Under the cover of a large umbrella, he told thousands gathered before him that while "a little rain never hurt anybody," nobody wanted "anybody struck by lightning." He asked people to return to their cars for their safety, and he retreated briefly to an administration building on the cemetery's grounds. Obama a few minutes later boarded a pair of buses to greet military families that came for the event.
Within the hour, reporters who accompanied Obama to the cemetery in Elwood, Ill., were told the speech had been called off. The White House had released copies of Obama's prepared remarks in advance of his talk, but they were pulled back when the event had to be canceled.
Before the storm hit, and in advance of his appearance at the podium, Obama had visited a section of headstones where two Marines awaited him. After laying a wreath, he bowed his head in a moment of silence, his hands tightly clasped. Then a lone bugler played Taps.
At Arlington, Biden carried out the traditional wreath-laying at the Tomb of the Unknowns under a brilliant sunshine.
The vice president, accompanied by Adm. Mike Mullen, chairman of the military's Joint Chiefs of Staff, said the country's service members are "the heart and soul and, I would, say spine of this nation." He said taking part in the annual ceremony was "the greatest honor of my public life."
Obama's decision to appear in Illinois, rather than at the national burial grounds at Arlington, had been controversial, and some veterans groups criticized him for it, although he was not the first president to bypass the annual outing.

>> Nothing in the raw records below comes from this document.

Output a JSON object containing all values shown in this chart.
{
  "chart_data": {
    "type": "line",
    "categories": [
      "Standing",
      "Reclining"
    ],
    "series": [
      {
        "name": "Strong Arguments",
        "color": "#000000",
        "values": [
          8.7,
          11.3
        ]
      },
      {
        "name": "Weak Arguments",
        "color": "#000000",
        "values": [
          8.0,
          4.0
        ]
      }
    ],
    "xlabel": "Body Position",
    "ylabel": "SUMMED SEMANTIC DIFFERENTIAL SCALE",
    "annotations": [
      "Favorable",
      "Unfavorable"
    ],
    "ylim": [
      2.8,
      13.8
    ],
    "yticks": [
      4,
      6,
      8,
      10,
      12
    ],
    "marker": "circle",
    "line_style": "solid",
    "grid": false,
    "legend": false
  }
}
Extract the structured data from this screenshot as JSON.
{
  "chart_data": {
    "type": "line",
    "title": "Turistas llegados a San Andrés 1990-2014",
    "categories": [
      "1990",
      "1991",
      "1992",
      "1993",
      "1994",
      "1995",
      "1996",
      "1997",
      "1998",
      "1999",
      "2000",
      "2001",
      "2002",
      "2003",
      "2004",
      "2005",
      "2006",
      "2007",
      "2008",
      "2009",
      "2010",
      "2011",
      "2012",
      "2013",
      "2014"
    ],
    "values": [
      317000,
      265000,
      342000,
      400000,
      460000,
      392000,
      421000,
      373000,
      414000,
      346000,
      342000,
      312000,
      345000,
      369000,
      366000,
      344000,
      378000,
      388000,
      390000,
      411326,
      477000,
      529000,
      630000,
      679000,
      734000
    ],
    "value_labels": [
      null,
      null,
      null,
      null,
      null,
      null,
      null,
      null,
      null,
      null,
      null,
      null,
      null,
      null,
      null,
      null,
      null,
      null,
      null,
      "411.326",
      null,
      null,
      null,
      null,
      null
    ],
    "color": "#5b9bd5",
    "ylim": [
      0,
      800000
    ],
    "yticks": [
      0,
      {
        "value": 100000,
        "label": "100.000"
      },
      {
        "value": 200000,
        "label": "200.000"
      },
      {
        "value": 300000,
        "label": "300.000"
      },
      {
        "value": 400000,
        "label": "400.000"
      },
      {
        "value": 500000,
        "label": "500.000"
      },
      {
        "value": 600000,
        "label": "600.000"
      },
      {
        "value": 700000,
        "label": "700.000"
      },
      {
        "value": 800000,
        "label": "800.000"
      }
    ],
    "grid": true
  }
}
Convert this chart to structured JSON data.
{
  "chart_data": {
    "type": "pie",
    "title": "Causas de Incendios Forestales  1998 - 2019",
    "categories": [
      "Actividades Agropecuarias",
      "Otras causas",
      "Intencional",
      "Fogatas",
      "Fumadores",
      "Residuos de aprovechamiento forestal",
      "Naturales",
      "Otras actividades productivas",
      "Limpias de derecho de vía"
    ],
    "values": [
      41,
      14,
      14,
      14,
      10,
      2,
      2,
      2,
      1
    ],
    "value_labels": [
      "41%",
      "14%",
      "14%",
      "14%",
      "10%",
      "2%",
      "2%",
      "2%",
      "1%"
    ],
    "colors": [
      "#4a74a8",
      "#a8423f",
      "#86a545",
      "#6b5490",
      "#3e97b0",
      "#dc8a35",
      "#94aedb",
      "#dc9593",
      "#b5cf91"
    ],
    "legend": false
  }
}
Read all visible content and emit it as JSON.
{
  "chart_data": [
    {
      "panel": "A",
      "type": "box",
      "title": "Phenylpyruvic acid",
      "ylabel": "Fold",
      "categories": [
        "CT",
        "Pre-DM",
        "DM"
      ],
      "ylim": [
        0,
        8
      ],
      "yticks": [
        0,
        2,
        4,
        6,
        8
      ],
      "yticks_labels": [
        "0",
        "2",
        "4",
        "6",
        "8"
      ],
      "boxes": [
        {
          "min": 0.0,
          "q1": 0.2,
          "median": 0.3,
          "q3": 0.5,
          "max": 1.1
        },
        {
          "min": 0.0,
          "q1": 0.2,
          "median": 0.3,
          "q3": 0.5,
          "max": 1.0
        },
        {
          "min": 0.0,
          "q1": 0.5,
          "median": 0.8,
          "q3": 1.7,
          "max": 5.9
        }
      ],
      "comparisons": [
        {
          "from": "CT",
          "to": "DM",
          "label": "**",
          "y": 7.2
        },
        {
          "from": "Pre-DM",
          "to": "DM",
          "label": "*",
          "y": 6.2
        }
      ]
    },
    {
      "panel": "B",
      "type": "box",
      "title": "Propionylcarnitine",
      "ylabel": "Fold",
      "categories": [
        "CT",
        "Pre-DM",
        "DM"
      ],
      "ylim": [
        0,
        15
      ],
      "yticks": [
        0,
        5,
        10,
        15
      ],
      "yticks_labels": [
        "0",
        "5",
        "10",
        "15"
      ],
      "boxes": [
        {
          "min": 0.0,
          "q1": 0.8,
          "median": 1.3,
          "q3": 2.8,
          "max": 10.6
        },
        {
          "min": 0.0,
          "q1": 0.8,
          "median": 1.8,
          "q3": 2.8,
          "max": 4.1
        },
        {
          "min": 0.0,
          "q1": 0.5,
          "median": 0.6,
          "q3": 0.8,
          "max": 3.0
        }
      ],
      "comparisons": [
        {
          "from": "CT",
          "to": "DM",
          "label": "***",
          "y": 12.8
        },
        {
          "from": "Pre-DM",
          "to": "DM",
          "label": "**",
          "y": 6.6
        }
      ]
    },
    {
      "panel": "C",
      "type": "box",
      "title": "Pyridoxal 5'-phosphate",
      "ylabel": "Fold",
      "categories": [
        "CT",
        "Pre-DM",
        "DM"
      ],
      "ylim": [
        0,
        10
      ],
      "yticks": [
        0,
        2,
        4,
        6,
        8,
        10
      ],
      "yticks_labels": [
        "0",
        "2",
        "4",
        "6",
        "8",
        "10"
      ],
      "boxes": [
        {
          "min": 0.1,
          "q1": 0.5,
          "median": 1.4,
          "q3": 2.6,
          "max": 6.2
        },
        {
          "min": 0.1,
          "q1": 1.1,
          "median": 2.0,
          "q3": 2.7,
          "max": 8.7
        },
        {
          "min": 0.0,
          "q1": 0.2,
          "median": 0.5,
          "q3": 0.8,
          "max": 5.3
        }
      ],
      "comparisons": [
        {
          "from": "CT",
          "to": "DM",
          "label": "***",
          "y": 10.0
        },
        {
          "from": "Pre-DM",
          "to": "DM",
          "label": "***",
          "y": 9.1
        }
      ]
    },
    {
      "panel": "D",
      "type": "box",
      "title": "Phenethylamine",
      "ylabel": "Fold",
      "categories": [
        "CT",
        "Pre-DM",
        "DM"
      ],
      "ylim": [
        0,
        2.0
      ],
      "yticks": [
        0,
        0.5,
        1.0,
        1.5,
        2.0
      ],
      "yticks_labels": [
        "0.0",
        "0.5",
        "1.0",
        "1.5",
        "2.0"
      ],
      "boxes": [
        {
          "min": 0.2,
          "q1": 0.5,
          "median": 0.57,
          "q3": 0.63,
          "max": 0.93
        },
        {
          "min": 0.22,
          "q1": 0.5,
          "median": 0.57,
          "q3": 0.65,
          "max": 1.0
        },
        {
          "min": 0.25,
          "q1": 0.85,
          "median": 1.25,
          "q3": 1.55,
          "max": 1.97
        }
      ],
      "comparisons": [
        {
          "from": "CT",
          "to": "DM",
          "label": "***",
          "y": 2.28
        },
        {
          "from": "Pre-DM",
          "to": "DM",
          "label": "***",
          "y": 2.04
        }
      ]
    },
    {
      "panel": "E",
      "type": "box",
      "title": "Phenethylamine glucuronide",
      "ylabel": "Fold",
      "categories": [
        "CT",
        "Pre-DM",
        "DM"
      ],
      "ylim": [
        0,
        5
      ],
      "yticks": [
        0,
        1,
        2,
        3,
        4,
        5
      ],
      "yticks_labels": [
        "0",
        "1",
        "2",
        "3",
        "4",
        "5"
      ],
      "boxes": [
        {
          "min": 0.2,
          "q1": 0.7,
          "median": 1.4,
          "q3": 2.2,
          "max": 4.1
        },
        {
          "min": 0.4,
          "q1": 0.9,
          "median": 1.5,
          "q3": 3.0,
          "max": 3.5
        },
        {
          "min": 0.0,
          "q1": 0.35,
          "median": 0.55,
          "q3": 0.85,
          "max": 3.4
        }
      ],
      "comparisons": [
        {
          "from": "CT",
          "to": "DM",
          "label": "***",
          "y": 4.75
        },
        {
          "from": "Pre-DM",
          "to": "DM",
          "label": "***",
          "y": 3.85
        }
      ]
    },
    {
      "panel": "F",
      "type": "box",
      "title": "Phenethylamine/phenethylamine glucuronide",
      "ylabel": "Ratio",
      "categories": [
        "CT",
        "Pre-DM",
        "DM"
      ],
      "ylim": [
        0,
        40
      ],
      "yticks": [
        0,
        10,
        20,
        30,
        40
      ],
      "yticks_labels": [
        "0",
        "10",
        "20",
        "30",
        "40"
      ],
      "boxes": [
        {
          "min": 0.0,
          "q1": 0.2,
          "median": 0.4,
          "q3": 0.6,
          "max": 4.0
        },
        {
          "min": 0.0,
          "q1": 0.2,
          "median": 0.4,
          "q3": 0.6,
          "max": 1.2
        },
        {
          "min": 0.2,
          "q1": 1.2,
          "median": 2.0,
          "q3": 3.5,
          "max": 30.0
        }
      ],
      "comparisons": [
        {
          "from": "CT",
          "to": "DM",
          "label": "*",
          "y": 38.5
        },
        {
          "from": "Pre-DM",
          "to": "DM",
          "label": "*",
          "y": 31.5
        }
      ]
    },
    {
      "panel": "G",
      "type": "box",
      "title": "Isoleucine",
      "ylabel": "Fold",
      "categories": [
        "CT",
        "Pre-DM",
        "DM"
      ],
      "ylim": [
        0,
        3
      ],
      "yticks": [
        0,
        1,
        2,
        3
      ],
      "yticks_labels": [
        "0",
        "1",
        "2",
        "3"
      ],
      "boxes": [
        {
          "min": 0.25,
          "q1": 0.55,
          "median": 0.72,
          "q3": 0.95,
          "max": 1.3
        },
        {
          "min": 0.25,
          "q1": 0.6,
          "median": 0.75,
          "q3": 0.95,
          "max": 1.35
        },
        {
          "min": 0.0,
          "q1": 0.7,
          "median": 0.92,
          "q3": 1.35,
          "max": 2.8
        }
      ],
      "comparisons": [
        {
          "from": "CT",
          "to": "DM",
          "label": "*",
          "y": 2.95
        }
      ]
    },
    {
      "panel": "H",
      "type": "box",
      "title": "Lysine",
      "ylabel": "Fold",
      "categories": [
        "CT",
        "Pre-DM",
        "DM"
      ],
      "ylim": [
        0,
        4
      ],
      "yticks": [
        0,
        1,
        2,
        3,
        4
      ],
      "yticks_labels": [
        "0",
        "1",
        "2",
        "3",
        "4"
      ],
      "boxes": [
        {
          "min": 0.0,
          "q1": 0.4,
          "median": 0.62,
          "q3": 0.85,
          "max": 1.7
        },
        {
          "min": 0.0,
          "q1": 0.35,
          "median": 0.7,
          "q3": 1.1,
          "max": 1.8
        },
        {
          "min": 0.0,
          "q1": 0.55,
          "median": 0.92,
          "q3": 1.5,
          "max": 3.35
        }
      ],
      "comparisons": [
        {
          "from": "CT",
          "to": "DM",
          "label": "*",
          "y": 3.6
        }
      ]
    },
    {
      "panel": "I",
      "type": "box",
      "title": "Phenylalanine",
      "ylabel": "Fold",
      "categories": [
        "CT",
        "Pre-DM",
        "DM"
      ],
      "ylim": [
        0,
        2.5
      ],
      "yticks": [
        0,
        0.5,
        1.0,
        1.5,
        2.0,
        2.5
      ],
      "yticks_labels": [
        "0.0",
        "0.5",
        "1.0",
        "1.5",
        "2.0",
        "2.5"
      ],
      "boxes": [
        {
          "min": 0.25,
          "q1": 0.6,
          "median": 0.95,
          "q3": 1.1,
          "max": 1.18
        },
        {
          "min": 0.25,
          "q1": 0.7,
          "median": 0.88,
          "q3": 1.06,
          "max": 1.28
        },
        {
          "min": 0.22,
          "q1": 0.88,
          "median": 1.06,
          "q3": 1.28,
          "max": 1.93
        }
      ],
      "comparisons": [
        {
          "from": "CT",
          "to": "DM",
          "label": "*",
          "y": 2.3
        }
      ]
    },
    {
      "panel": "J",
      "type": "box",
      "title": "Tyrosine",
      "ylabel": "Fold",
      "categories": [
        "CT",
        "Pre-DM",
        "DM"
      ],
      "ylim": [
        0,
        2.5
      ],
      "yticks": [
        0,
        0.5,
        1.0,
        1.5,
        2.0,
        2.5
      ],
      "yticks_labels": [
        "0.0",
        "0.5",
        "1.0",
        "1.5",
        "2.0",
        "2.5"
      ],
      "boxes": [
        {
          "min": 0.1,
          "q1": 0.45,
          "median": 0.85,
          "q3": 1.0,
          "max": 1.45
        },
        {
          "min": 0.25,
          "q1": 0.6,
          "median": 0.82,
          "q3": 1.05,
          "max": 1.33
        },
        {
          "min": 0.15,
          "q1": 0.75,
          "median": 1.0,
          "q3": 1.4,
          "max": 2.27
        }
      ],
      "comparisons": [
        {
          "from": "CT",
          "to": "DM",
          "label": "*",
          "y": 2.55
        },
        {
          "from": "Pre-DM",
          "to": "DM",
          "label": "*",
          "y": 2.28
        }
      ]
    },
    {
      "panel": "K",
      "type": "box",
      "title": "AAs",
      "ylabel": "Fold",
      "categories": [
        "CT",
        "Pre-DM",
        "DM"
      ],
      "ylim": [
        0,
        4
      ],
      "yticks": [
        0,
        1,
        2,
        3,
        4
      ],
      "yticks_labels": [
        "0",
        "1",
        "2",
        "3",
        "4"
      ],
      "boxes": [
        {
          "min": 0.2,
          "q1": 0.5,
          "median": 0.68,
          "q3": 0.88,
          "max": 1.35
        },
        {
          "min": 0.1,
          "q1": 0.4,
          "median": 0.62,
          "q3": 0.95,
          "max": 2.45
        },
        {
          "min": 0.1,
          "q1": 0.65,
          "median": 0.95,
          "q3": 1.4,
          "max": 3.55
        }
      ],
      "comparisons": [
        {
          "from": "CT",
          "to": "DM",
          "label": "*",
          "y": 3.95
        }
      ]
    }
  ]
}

Paul Rieckhoff, founder and executive director of the group Iraq and Afghanistan Veterans of America, said Arlington is the focal point of the nation's and military's attention on Memorial Day. "When he's not here, it doesn't look like he's on the same page," Rieckhoff said.
Rieckhoff said U.S. service men and women need Obama to use the bully pulpit to remind people that the holiday is not about going to the beach or barbecuing. "We think that he has an obligation to really bridge the divide between the military and the rest of the population."
"We appreciate that the vice president is going to be here, but it's not the same," Rieckhoff said.
Jay Agg, a spokesman for the veterans group AMVETS, said the annual ceremony at Arlington is "the ideal place for the president to observe Memorial Day. However, his choice to honor our fallen at another national cemetery as other presidents have done is entirely appropriate."
In an e-mail, Agg accused some people of using the day "as an opportunity to score cheap political points on the backs of our veterans and in doing so dishonor them and distract from the true meaning and purpose of Memorial Day."